Australian children's picture book by Mem Fox and Terry Denton

A Particular Cow is a 2006 children's picture book by Mem Fox and illustrated by Terry Denton. It is about a cow that usually goes on an uneventful walk every Saturday until one Saturday all this changes.

==Reception==
Reviews of A Particular Cow were mixed. Kirkus Reviews compared it to Rosie's Walk, and although writing that "Denton captures the chaos in simple, bland cartoon illustrations, and Fox’s repeated use of "particular" gives the text a playful beat ..", criticised it for being too short and instead recommended Mr.
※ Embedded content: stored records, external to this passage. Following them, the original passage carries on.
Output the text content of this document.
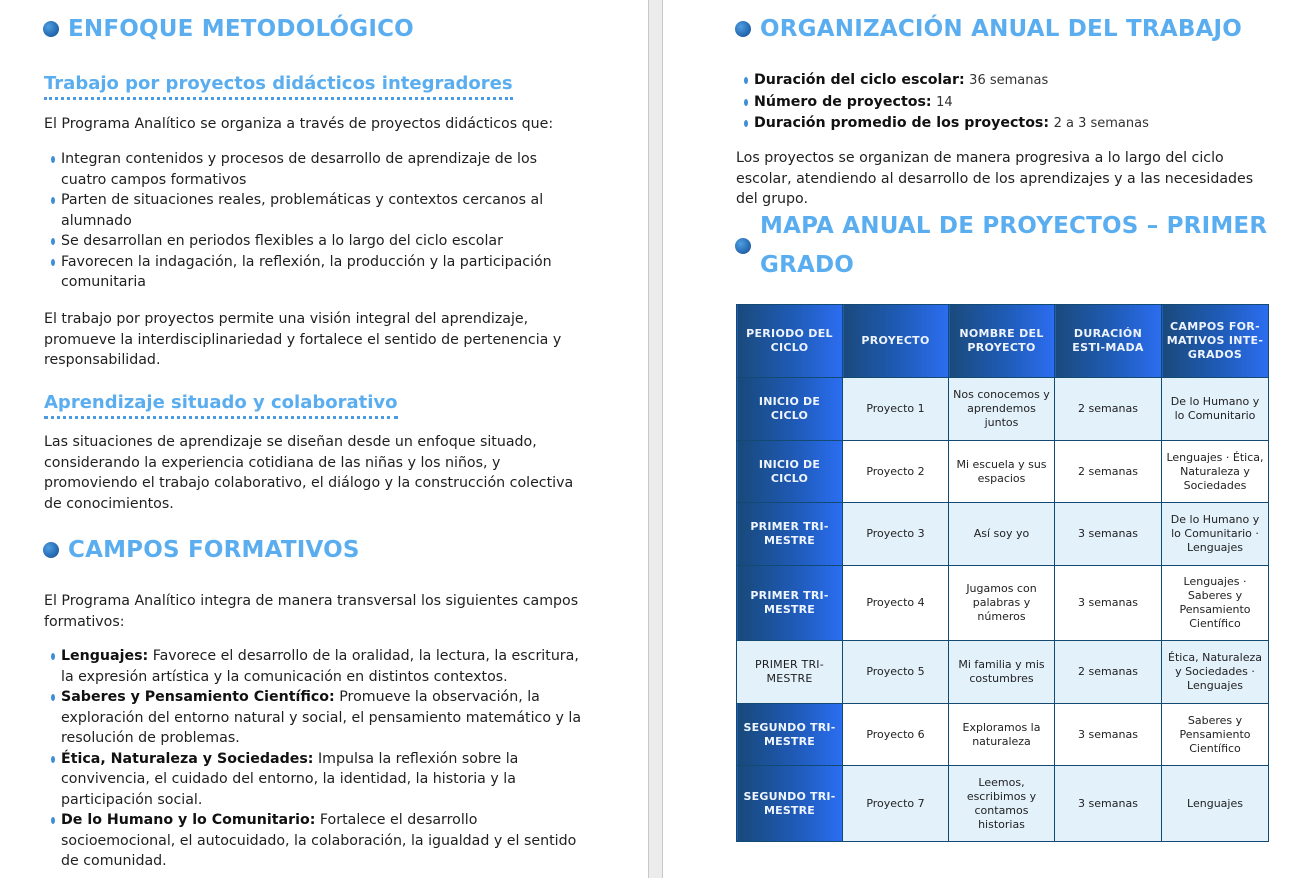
ENFOQUE METODOLÓGICO
Trabajo por proyectos didácticos integradores
El Programa Analítico se organiza a través de proyectos didácticos que:
Integran contenidos y procesos de desarrollo de aprendizaje de los cuatro campos formativos
Parten de situaciones reales, problemáticas y contextos cercanos al alumnado
Se desarrollan en periodos flexibles a lo largo del ciclo escolar
Favorecen la indagación, la reflexión, la producción y la participación comunitaria
El trabajo por proyectos permite una visión integral del aprendizaje, promueve la interdisciplinariedad y fortalece el sentido de pertenencia y responsabilidad.
Aprendizaje situado y colaborativo
Las situaciones de aprendizaje se diseñan desde un enfoque situado, considerando la experiencia cotidiana de las niñas y los niños, y promoviendo el trabajo colaborativo, el diálogo y la construcción colectiva de conocimientos.
CAMPOS FORMATIVOS
El Programa Analítico integra de manera transversal los siguientes campos formativos:
Lenguajes: Favorece el desarrollo de la oralidad, la lectura, la escritura, la expresión artística y la comunicación en distintos contextos.
Saberes y Pensamiento Científico: Promueve la observación, la exploración del entorno natural y social, el pensamiento matemático y la resolución de problemas.
Ética, Naturaleza y Sociedades: Impulsa la reflexión sobre la convivencia, el cuidado del entorno, la identidad, la historia y la participación social.
De lo Humano y lo Comunitario: Fortalece el desarrollo socioemocional, el autocuidado, la colaboración, la igualdad y el sentido de comunidad.
ORGANIZACIÓN ANUAL DEL TRABAJO
Duración del ciclo escolar: 36 semanas
Número de proyectos: 14
Duración promedio de los proyectos: 2 a 3 semanas
Los proyectos se organizan de manera progresiva a lo largo del ciclo escolar, atendiendo al desarrollo de los aprendizajes y a las necesidades del grupo.
MAPA ANUAL DE PROYECTOS – PRIMER
GRADO
PERIODO DEL CICLO	PROYECTO	NOMBRE DEL PROYECTO	DURACIÓN ESTI-MADA	CAMPOS FOR-MATIVOS INTE-GRADOS
INICIO DE CICLO	Proyecto 1	Nos conocemos y aprendemos juntos	2 semanas	De lo Humano y lo Comunitario
INICIO DE CICLO	Proyecto 2	Mi escuela y sus espacios	2 semanas	Lenguajes · Ética, Naturaleza y Sociedades
PRIMER TRI-MESTRE	Proyecto 3	Así soy yo	3 semanas	De lo Humano y lo Comunitario · Lenguajes
PRIMER TRI-MESTRE	Proyecto 4	Jugamos con palabras y números	3 semanas	Lenguajes · Saberes y Pensamiento Científico
PRIMER TRI-MESTRE	Proyecto 5	Mi familia y mis costumbres	2 semanas	Ética, Naturaleza y Sociedades · Lenguajes
SEGUNDO TRI-MESTRE	Proyecto 6	Exploramos la naturaleza	3 semanas	Saberes y Pensamiento Científico
SEGUNDO TRI-MESTRE	Proyecto 7	Leemos, escribimos y contamos historias	3 semanas	Lenguajes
Gumpy's Outing, and Great Gracie Chase: Stop That Dog!. A reviewer for Bookseller+Publisher wrote: "Putting it all together, I found A Particular Cow a fine idea, but was a little disappointed in its execution". In contrast, Publishers Weekly wrote that "the book's slapstick-humor and verbal dexterity will delight youngsters—as will the particular idea that sometimes, even an ordinary walk can turn into something quite extraordinary". School Library Journal wrote that "the story is told with a dry wit and an economy of words, and the illustrations interpret the action with panache".

A Particular Cow has also been reviewed by the following magazines: Horn Book Guides, and Library Media Connection.

It is a 2007 ABIA Australian Book of the Year for Younger Children shortlisted book.